Sam crossed and stood over her chair like an angry gym teacher. “Well, try to understand this. If you charge the junkie, we can make it clear to the press that this was just an isolated case of homeless-on-homeless crime. The filmies will go back to La La Land and tell their friends that Santa Barbara’s still a safe place to go to the movies, and maybe you and I can keep our jobs!”
Nola knew better than to try to out-shout Sam in his own office, but he was coming off like some clichéd captain in a TV drama berating the detective beneath him for not playing ball, and it was starting to piss her off. To avoid sending him into full cardiac arrest, she tried to adopt a tone somewhere between Sincere English Teacher and Ruler-Wielding Nun.
“I’m sorry, Sam, but I’m not going to arrest a man for a crime he didn’t commit.”
“How do you know he didn’t do it? He had the victim’s blood on his clothes! He was pawning his guitar! He’s a meth addict, for God sakes!”
“So’s Charlie Sheen. He’s hanging by the pool over at the Bacara — should I arrest him too?”
“You think you’re funny?”
“In a winsome kind of way.”
“Well, maybe for a change you could try being pragmatic?”
“You mean like stop carrying a purse and start wearing a fanny pack?

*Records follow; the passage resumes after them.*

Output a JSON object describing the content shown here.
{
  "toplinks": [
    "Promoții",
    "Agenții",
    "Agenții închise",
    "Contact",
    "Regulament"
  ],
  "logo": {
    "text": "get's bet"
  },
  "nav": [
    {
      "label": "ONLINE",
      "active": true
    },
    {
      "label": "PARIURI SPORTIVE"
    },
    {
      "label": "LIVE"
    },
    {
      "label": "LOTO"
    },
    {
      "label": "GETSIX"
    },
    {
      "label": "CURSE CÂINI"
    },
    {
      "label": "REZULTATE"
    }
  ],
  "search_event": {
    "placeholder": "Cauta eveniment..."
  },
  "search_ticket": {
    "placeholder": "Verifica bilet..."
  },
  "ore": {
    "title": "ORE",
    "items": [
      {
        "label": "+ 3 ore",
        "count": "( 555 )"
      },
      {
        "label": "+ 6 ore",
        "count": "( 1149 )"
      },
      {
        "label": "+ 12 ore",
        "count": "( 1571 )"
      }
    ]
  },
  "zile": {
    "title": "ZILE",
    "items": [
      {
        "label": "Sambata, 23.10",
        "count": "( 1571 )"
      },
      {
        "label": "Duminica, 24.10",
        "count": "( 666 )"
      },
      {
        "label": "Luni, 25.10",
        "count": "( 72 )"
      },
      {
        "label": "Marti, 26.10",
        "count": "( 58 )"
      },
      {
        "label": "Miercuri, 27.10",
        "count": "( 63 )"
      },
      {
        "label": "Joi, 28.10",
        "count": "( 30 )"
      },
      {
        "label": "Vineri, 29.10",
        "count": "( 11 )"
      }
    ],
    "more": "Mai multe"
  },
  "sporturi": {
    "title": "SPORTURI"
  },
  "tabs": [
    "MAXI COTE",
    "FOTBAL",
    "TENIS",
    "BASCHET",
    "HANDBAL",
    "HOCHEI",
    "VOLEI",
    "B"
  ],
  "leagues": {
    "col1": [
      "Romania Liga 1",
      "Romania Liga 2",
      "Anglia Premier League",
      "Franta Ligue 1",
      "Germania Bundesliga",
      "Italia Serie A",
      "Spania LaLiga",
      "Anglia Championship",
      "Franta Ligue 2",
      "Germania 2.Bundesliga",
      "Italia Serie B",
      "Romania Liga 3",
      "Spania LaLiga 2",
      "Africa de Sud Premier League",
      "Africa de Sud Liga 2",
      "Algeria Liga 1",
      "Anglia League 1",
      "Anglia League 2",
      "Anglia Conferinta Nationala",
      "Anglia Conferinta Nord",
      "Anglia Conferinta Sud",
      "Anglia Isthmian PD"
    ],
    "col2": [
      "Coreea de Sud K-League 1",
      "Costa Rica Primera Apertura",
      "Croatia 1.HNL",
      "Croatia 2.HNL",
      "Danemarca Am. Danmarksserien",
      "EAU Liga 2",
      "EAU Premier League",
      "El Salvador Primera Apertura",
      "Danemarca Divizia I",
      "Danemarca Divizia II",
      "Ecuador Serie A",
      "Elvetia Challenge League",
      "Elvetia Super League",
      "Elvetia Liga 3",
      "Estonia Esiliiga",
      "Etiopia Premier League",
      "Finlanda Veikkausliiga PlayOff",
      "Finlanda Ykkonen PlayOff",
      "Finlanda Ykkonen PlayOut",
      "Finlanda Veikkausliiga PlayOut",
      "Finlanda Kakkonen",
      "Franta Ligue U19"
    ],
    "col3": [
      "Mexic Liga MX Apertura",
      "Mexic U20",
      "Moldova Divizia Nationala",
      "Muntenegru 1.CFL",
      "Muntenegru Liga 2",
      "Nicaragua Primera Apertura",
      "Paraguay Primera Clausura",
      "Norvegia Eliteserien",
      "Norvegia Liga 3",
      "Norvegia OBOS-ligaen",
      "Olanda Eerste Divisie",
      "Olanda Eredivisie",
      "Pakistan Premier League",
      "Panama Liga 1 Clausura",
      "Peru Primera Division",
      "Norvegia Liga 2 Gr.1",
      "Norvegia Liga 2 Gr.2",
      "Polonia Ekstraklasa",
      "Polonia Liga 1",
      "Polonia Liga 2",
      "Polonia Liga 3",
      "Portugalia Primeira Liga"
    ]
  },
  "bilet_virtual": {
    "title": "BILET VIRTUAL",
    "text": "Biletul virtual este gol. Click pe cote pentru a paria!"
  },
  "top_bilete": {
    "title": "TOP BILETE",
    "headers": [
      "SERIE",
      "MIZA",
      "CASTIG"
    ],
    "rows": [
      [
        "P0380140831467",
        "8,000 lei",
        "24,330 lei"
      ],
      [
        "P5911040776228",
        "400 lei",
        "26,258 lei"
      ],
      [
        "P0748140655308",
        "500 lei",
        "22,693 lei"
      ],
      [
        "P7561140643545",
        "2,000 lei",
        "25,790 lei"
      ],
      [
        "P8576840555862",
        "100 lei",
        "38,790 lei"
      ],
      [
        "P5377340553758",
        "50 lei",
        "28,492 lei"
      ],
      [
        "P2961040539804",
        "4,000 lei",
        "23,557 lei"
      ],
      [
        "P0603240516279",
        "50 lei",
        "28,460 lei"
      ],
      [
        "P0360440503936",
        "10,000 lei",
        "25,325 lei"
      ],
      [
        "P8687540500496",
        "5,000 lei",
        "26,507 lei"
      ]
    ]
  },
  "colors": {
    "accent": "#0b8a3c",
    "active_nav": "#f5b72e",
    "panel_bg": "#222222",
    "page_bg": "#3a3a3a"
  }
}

Sure, it would make chasing bad guys easier, but it’s never gonna happen.”
“I mean like charging the little tweaker with murder so the film freaks won’t go home blabbing to anyone who’ll listen that Santa Barbara’s got a crazed killer on the loose!”
“That’s not pragmatic, it’s lying, and I don’t lie.”
“Really? Shall we check your real weight against what I’m guessing it says on your driver’s license?”